(Repeats to additional Reuters subscribers)
LONDON Dec 11 Consumer goods company Unilever
(ULVR.L) (UNc.AS), the world's largest user of palm oil, has
suspended purchases of edible oil from Indonesian group Sinar
Mas on concerns over rain forest destruction.
Unilever, which uses palm oil in such products as Dove soap,
Ben & Jerry ice cream, and margarines like Stork, cancelled its
annual 20 million pound ($32.6 million) contract with Sinar Mas
after a critical report by environmental group Greenpeace.
Anglo-Dutch Unilever said on Friday it was suspending
purchases from PT SMART (SMAR.JK), which is part of Sinar Mas,
until the Indonesian group could give proof that none of its
plantations was contributing to the destruction of rain forests.

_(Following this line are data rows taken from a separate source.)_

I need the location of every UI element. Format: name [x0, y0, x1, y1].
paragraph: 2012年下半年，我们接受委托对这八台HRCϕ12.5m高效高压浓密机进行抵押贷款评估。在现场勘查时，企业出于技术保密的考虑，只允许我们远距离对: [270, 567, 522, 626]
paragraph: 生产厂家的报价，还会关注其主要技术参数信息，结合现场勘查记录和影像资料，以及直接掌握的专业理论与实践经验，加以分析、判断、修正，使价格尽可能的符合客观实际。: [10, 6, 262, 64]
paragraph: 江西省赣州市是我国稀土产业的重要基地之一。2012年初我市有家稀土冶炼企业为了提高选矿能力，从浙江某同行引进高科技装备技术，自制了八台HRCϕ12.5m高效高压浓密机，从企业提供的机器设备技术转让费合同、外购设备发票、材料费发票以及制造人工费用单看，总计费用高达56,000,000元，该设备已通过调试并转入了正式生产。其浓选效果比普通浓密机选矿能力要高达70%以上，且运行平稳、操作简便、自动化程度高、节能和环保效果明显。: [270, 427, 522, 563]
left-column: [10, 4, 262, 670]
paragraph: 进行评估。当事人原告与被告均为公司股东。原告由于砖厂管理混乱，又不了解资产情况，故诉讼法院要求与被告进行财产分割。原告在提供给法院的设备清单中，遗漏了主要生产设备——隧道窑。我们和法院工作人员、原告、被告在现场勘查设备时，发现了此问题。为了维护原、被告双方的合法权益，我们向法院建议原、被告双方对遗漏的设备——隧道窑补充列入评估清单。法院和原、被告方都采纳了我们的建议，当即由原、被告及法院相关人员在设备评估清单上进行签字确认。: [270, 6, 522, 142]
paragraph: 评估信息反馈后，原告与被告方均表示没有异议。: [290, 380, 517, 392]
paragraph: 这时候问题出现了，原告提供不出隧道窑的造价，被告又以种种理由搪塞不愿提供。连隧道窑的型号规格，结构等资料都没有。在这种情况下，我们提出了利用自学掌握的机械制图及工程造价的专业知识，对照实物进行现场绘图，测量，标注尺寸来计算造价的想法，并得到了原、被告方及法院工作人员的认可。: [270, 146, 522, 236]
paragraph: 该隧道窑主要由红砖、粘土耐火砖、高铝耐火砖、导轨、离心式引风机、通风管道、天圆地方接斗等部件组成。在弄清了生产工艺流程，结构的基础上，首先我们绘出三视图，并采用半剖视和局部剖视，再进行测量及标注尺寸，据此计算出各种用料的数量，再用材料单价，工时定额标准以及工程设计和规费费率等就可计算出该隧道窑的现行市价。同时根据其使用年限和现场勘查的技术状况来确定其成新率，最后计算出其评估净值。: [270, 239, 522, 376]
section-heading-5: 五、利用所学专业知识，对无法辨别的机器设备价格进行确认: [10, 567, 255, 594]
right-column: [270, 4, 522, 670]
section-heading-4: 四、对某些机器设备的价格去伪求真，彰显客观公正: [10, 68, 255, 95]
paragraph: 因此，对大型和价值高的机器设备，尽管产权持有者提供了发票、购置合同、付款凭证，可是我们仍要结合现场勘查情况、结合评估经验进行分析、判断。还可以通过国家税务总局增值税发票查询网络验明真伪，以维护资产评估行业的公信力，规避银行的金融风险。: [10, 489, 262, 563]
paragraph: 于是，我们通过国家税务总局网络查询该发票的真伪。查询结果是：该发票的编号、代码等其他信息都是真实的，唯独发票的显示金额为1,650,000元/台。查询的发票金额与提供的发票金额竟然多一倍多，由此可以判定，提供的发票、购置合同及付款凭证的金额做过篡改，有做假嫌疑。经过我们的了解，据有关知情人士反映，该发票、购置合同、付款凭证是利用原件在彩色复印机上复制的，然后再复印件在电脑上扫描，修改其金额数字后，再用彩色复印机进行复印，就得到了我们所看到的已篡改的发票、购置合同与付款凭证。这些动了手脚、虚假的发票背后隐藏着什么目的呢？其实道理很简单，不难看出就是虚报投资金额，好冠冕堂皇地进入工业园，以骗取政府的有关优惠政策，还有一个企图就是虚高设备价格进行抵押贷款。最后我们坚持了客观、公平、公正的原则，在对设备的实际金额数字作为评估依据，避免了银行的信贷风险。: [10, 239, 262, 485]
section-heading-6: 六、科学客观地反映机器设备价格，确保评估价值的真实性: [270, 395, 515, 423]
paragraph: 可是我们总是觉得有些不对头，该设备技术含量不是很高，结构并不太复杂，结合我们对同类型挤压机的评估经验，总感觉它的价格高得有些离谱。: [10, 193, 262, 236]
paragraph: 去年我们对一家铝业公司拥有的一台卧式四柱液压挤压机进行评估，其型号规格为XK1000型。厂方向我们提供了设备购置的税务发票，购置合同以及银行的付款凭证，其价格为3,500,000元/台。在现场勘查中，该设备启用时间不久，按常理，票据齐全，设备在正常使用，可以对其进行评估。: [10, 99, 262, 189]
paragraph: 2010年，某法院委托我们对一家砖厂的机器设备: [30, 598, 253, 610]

Greenpeace alleges that Sinar Mas, Indonesia's biggest palm
oil producer and the second biggest in the world, has been
responsible for widespread deforestation and peatland clearance,
practices which release vast amounts of carbon dioxide.
Sinar Mas was not immediately available for comment. In the
past, it has denied accusations its activities were damaging the
"The Greenpeace claims are of a nature that we can't ignore.
Unilever is committed to sustainable sourcing. Therefore,
we have notified PT SMART that we have no choice but to suspend
our future purchasing of palm oil," said Unilever's Chief
Procurement Officer Marc Engel said in a statement.
Unilever said an independent audit of palm oil suppliers in
early 2009 had highlighted areas of concern which were being
addressed on an individual basis, but the Greenpeace report had
prompted the group into immediate action.
"Unilever's decision could represent a defining moment for
the palm oil industry. What we're seeing here is the world's
larger buyer of palm oil using its financial muscle to sanction
suppliers who are destroying rain forests and clearing
peatlands, said Greenpeace director John Sauven in a statement.
Unilever consumes around 1.3 million tonnes of palm oil each
year and has pledged to buy only from certified sustainable
plantations from 2015, while around 90 percent of worldwide
supply comes from Indonesia and neighbouring Malaysia.